Mayor Greg Brownless has been hosting an annual barbecue at the city's waterfront on The Strand every New Year's Eve since 2015.
It was a positive community event he hoped would continue for some time, Brownless said.
"It just seems to be a great atmosphere and something simple that doesn't require a huge amount of organisation."
Brownless said the barbecue, backed by the Tauranga Youth Development Trust, was an excellent way to end the year.
With 1000 sausages at the ready, Brownless hoped families unable to stay late for New Year festivities could at least enjoy a decent sausage sizzle at no cost.
The event was another way of Tauranga moving on from the big beach party at Mount Maunganui, which had been the scene of riots and arrests in the past, to something more wholesome, he said.

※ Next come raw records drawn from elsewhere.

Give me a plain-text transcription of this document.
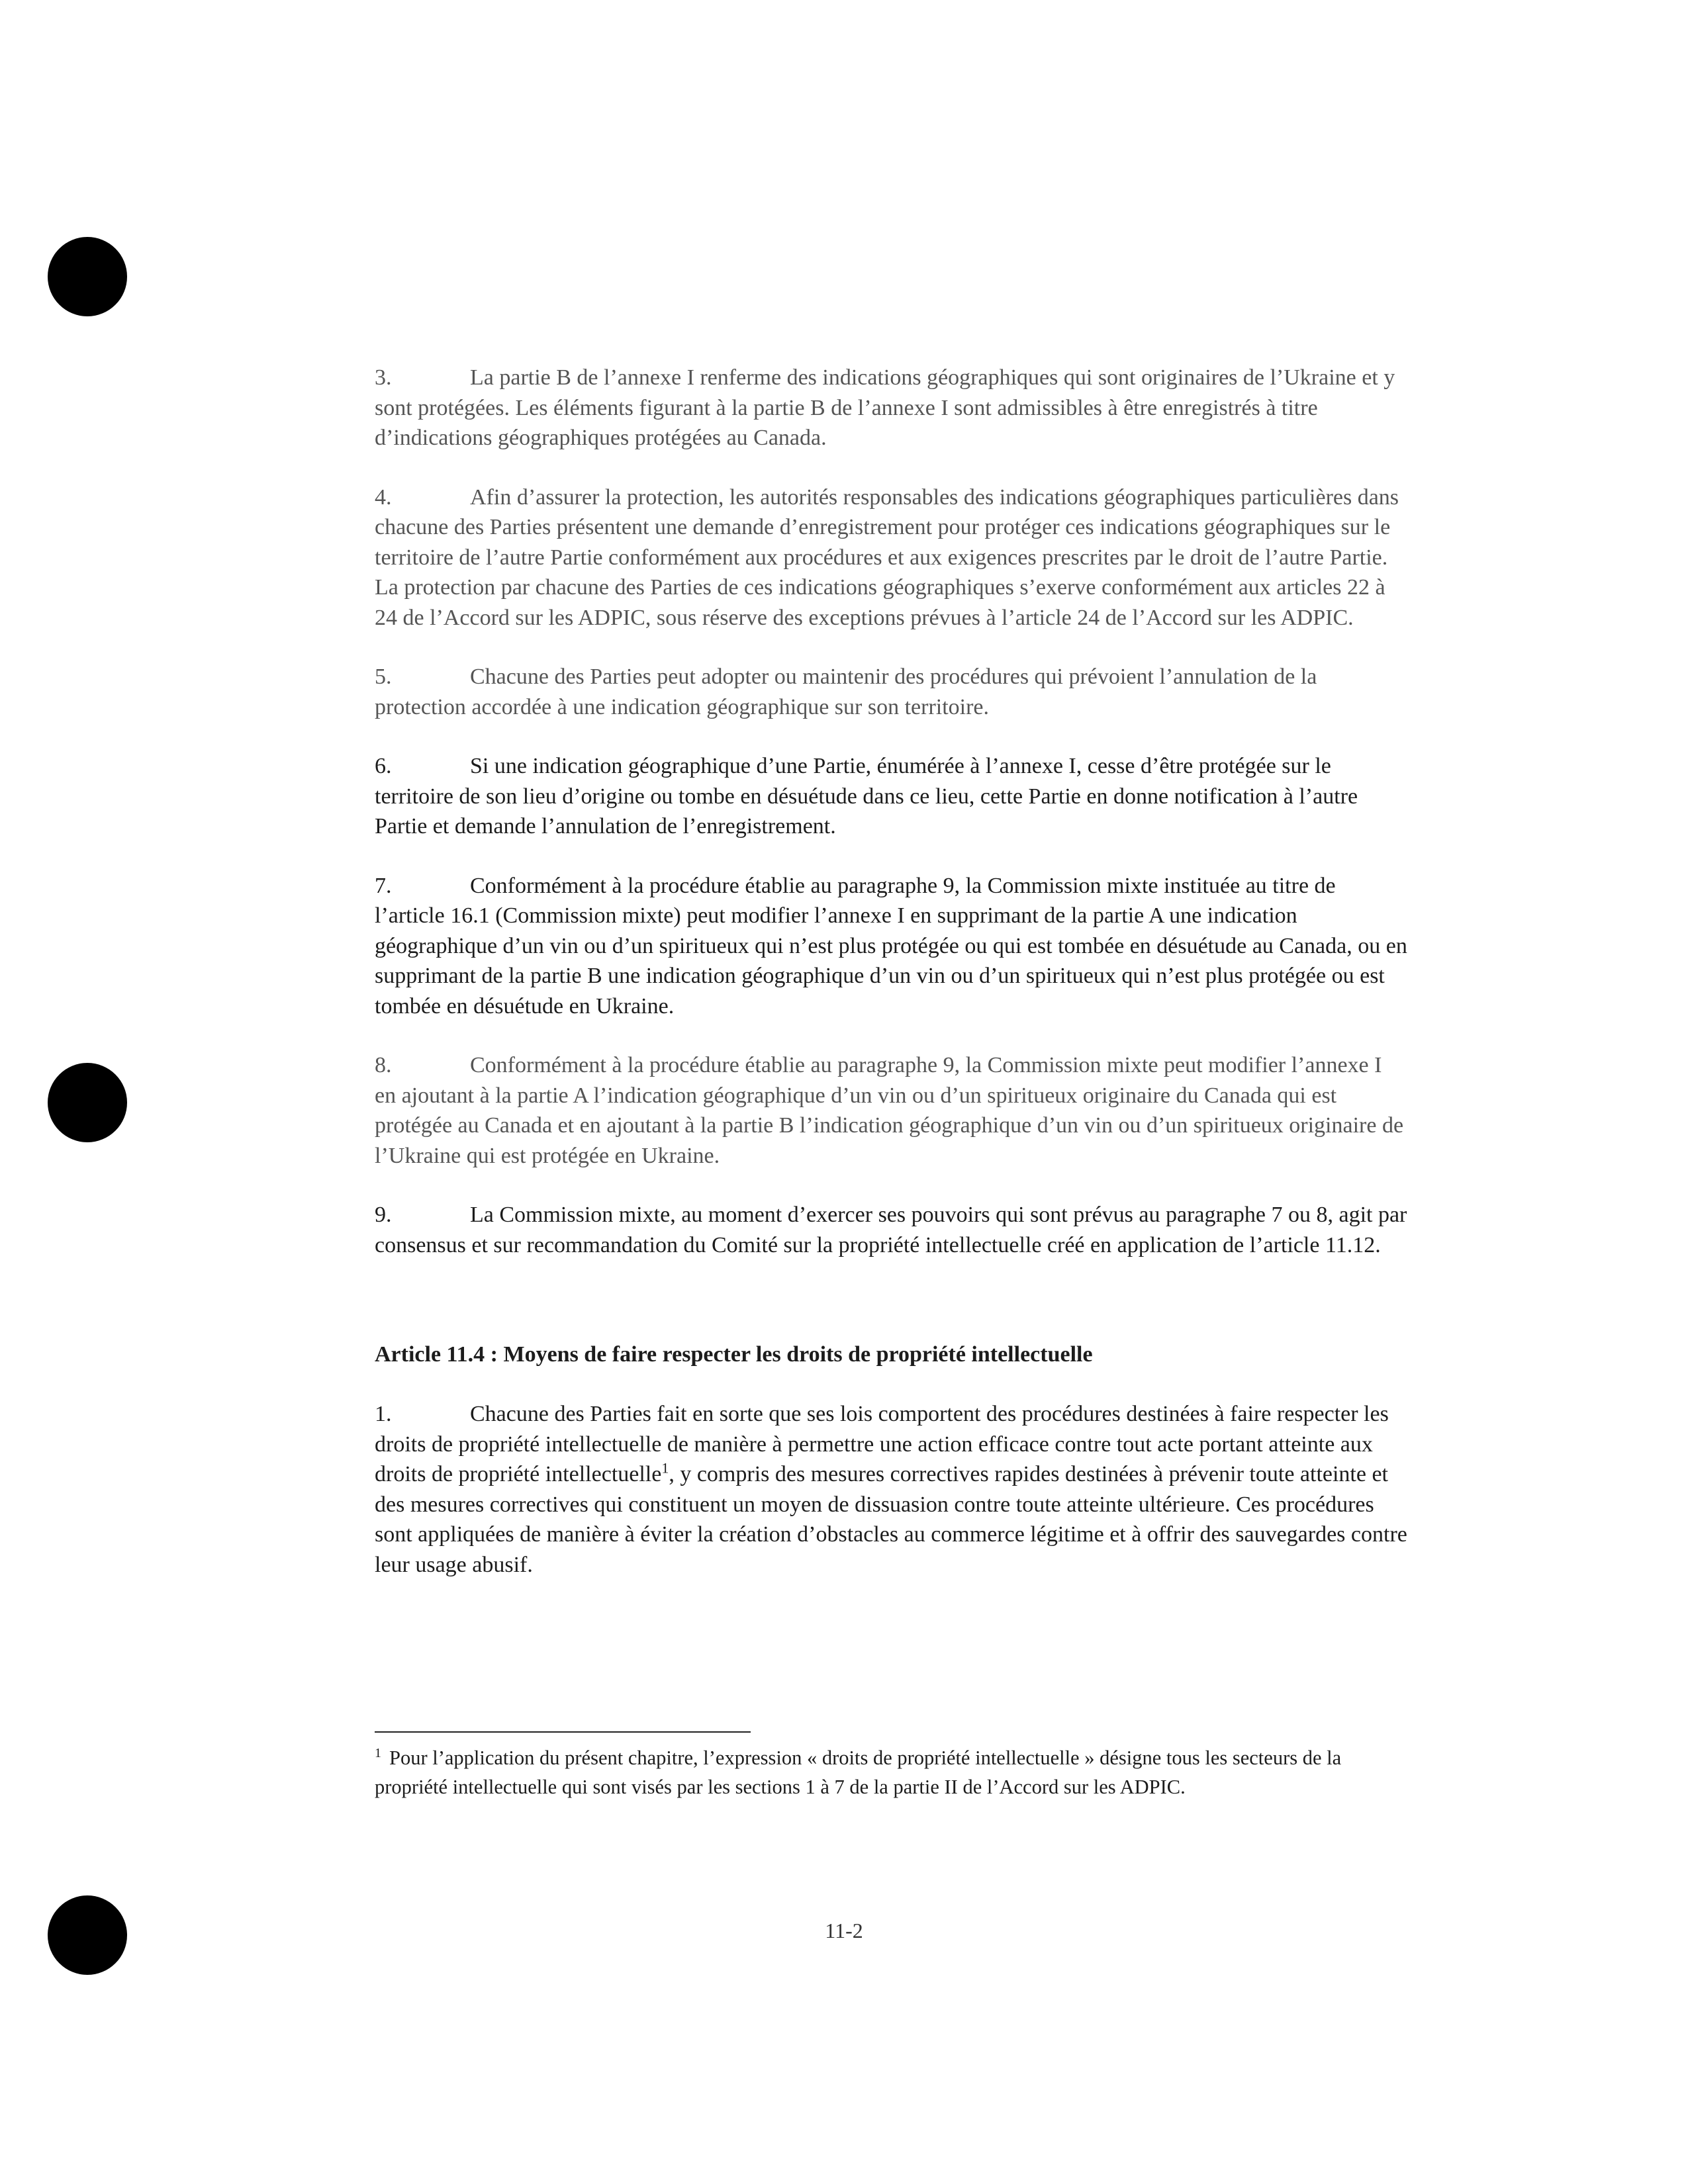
3.	La partie B de l’annexe I renferme des indications géographiques qui sont originaires de l’Ukraine et y sont protégées. Les éléments figurant à la partie B de l’annexe I sont admissibles à être enregistrés à titre d’indications géographiques protégées au Canada.

4.	Afin d’assurer la protection, les autorités responsables des indications géographiques particulières dans chacune des Parties présentent une demande d’enregistrement pour protéger ces indications géographiques sur le territoire de l’autre Partie conformément aux procédures et aux exigences prescrites par le droit de l’autre Partie. La protection par chacune des Parties de ces indications géographiques s’exerve conformément aux articles 22 à 24 de l’Accord sur les ADPIC, sous réserve des exceptions prévues à l’article 24 de l’Accord sur les ADPIC.

5.	Chacune des Parties peut adopter ou maintenir des procédures qui prévoient l’annulation de la protection accordée à une indication géographique sur son territoire.

6.	Si une indication géographique d’une Partie, énumérée à l’annexe I, cesse d’être protégée sur le territoire de son lieu d’origine ou tombe en désuétude dans ce lieu, cette Partie en donne notification à l’autre Partie et demande l’annulation de l’enregistrement.

7.	Conformément à la procédure établie au paragraphe 9, la Commission mixte instituée au titre de l’article 16.1 (Commission mixte) peut modifier l’annexe I en supprimant de la partie A une indication géographique d’un vin ou d’un spiritueux qui n’est plus protégée ou qui est tombée en désuétude au Canada, ou en supprimant de la partie B une indication géographique d’un vin ou d’un spiritueux qui n’est plus protégée ou est tombée en désuétude en Ukraine.

8.	Conformément à la procédure établie au paragraphe 9, la Commission mixte peut modifier l’annexe I en ajoutant à la partie A l’indication géographique d’un vin ou d’un spiritueux originaire du Canada qui est protégée au Canada et en ajoutant à la partie B l’indication géographique d’un vin ou d’un spiritueux originaire de l’Ukraine qui est protégée en Ukraine.

9.	La Commission mixte, au moment d’exercer ses pouvoirs qui sont prévus au paragraphe 7 ou 8, agit par consensus et sur recommandation du Comité sur la propriété intellectuelle créé en application de l’article 11.12.

Article 11.4 : Moyens de faire respecter les droits de propriété intellectuelle

1.	Chacune des Parties fait en sorte que ses lois comportent des procédures destinées à faire respecter les droits de propriété intellectuelle de manière à permettre une action efficace contre tout acte portant atteinte aux droits de propriété intellectuelle$^1$, y compris des mesures correctives rapides destinées à prévenir toute atteinte et des mesures correctives qui constituent un moyen de dissuasion contre toute atteinte ultérieure. Ces procédures sont appliquées de manière à éviter la création d’obstacles au commerce légitime et à offrir des sauvegardes contre leur usage abusif.

$^1$ Pour l’application du présent chapitre, l’expression « droits de propriété intellectuelle » désigne tous les secteurs de la propriété intellectuelle qui sont visés par les sections 1 à 7 de la partie II de l’Accord sur les ADPIC.
11-2
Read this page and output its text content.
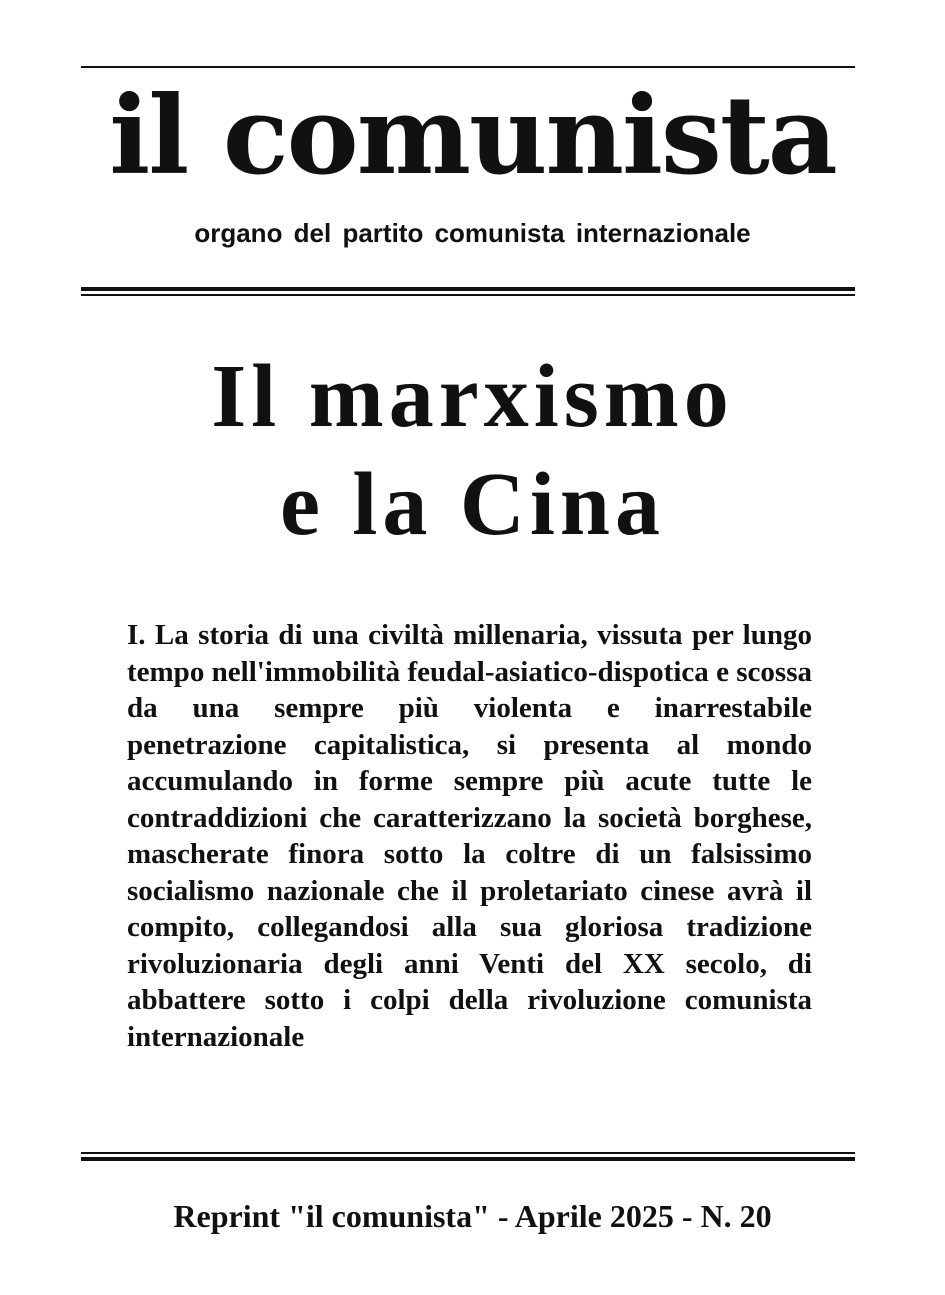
il comunista
organo del partito comunista internazionale
Il marxismo
e la Cina
I. La storia di una civiltà millenaria, vissuta per lungo tempo nell'immobilità feudal-asiatico-dispotica e scossa da una sempre più violenta e inarrestabile penetrazione capitalistica, si presenta al mondo accumulando in forme sempre più acute tutte le contraddizioni che caratterizzano la società borghese, mascherate finora sotto la coltre di un falsissimo socialismo nazionale che il proletariato cinese avrà il compito, collegandosi alla sua gloriosa tradizione rivoluzionaria degli anni Venti del XX secolo, di abbattere sotto i colpi della rivoluzione comunista internazionale
Reprint "il comunista" - Aprile 2025 - N. 20
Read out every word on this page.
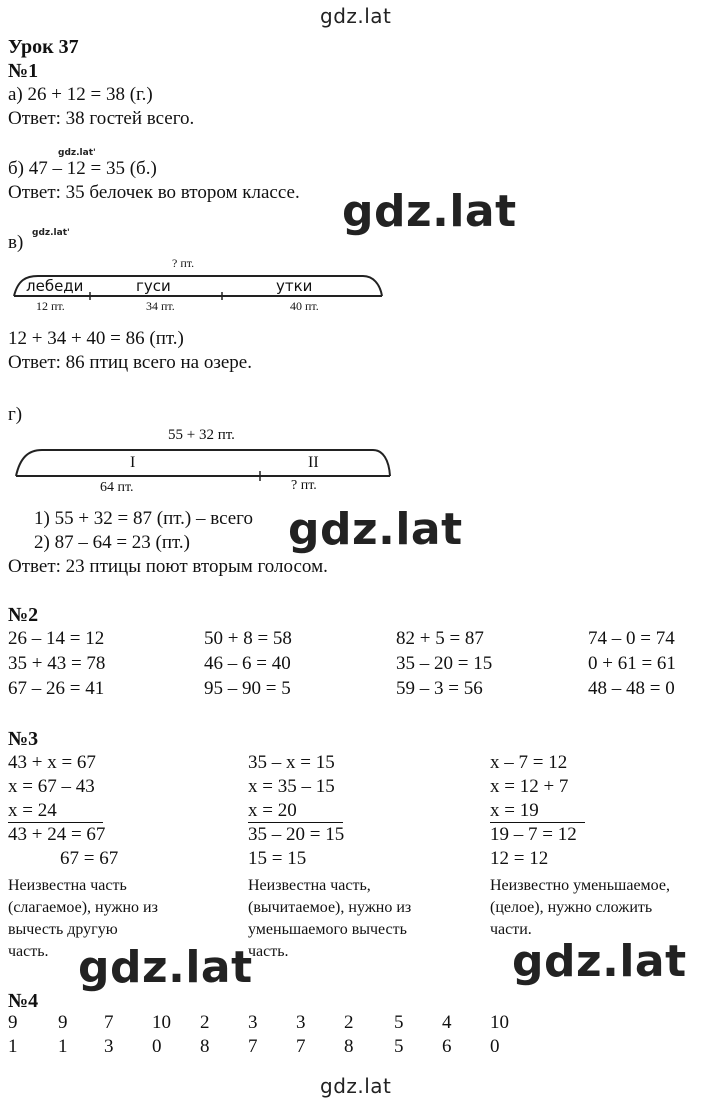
gdz.lat
Урок 37
№1
а) 26 + 12 = 38 (г.)
Ответ: 38 гостей всего.
gdz.lat'
б) 47 – 12 = 35 (б.)
Ответ: 35 белочек во втором классе. gdz.lat
в) gdz.lat'
? пт.
лебеди	гуси	утки
12 пт.	34 пт.	40 пт.
12 + 34 + 40 = 86 (пт.)
Ответ: 86 птиц всего на озере.
г)
55 + 32 пт.
I	II
64 пт.	? пт.
1) 55 + 32 = 87 (пт.) – всего
2) 87 – 64 = 23 (пт.) gdz.lat
Ответ: 23 птицы поют вторым голосом.
№2
26 – 14 = 12	50 + 8 = 58	82 + 5 = 87	74 – 0 = 74
35 + 43 = 78	46 – 6 = 40	35 – 20 = 15	0 + 61 = 61
67 – 26 = 41	95 – 90 = 5	59 – 3 = 56	48 – 48 = 0
№3
43 + x = 67
x = 67 – 43
x = 24
43 + 24 = 67
67 = 67
Неизвестна часть
(слагаемое), нужно из
вычесть другую
часть.
35 – x = 15
x = 35 – 15
x = 20
35 – 20 = 15
15 = 15
Неизвестна часть,
(вычитаемое), нужно из
уменьшаемого вычесть
часть.
x – 7 = 12
x = 12 + 7
x = 19
19 – 7 = 12
12 = 12
Неизвестно уменьшаемое,
(целое), нужно сложить
части.
gdz.lat	gdz.lat
№4
9 9 7 10 2 3 3 2 5 4 10
1 1 3 0 8 7 7 8 5 6 0
gdz.lat
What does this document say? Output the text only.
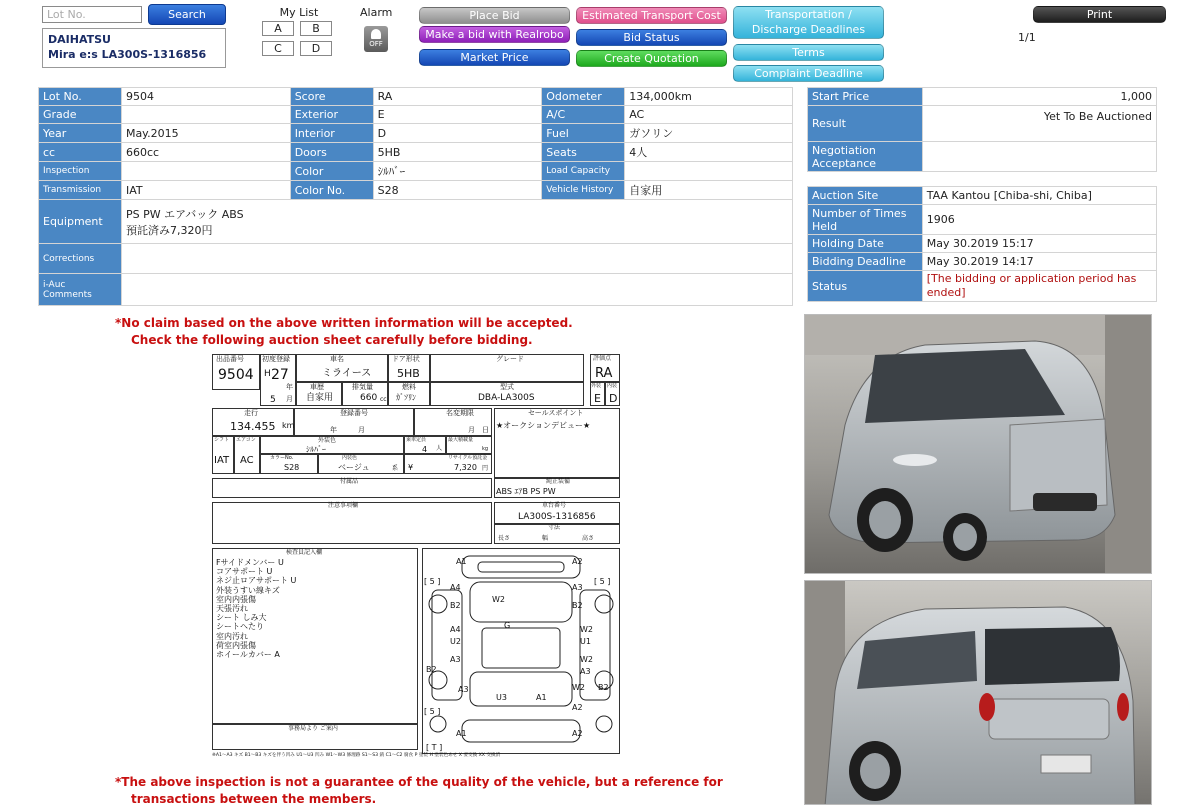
Lot No.
Search
DAIHATSU
Mira e:s LA300S-1316856
My List
A	B
C	D
Alarm
OFF
Place Bid
Make a bid with Realrobo
Market Price
Estimated Transport Cost
Bid Status
Create Quotation
Transportation / Discharge Deadlines
Terms
Complaint Deadline
Print
1/1
Lot No.	9504	Score	RA	Odometer	134,000km
Grade		Exterior	E	A/C	AC
Year	May.2015	Interior	D	Fuel	ガソリン
cc	660cc	Doors	5HB	Seats	4人
Inspection		Color	ｼﾙﾊﾞｰ	Load Capacity	
Transmission	IAT	Color No.	S28	Vehicle History	自家用
Equipment	PS PW エアバック ABS
預託済み7,320円				

Corrections					
i-Auc Comments					
Start Price	1,000
Result	Yet To Be Auctioned
Negotiation Acceptance	
Auction Site	TAA Kantou [Chiba-shi, Chiba]
Number of Times Held	1906
Holding Date	May 30.2019 15:17
Bidding Deadline	May 30.2019 14:17
Status	[The bidding or application period has ended]
*No claim based on the above written information will be accepted.
Check the following auction sheet carefully before bidding.
*The above inspection is not a guarantee of the quality of the vehicle, but a reference for
transactions between the members.
出品番号
9504
初度登録
H 27
年
5 月
車名
ミライース
ドア形状
5HB
グレード	評価点
RA
車歴
自家用
排気量
660 cc
燃料
ｶﾞｿﾘﾝ
型式
DBA-LA300S
外装 内装
E D
走行
134.455 km
登録番号
年	月
名変期限
月 日
セールスポイント
★オークションデビュー★
シフト
IAT
エアコン
AC
外装色
ｼﾙﾊﾞｰ
乗車定員
4 人
最大積載量
kg
カラーNo.
S28
内装色
ベージュ	系
リサイクル預託金
¥	7,320 円
付属品	純正装備
ABS ｴｱB PS PW
注意事項欄	車台番号
LA300S-1316856
寸法
長さ	幅	高さ
検査員記入欄
Fサイドメンバー U
コアサポート U
ネジ止ロアサポート U
外装うすい線キズ
室内内張傷
天張汚れ
シート しみ大
シートヘたり
室内汚れ
荷室内張傷
ホイールカバー A
事務局より ご案内
A1	A2
[ 5 ]	[ 5 ]
A4
B2
W2
A3
B2
G
A4
U2
W2
U1
A3
B2
W2
A3
A3	W2 B2
U3	A1
[ 5 ]	A2
A1	A2
[ T ]
※A1～A3 キズ B1～B3 キズを伴う凹み U1～U3 凹み W1～W3 修理跡 S1～S3 錆 C1～C2 腐食 P 塗装 H 塗装色あせ X 要交換 XX 交換済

"In the past couple of years, there hasn't been any trouble."
Brownless planned to visit the council staff working late last night after finishing the barbecue but said he wasn't sure if he would make it until the midnight countdown.
Crowds are massing at the three city-sanctioned family-friendly New Year's Eve events on The Strand, at Pāpāmoa's Gordon Spratt Reserve and, for the first time, in Matua's Fergusson Park.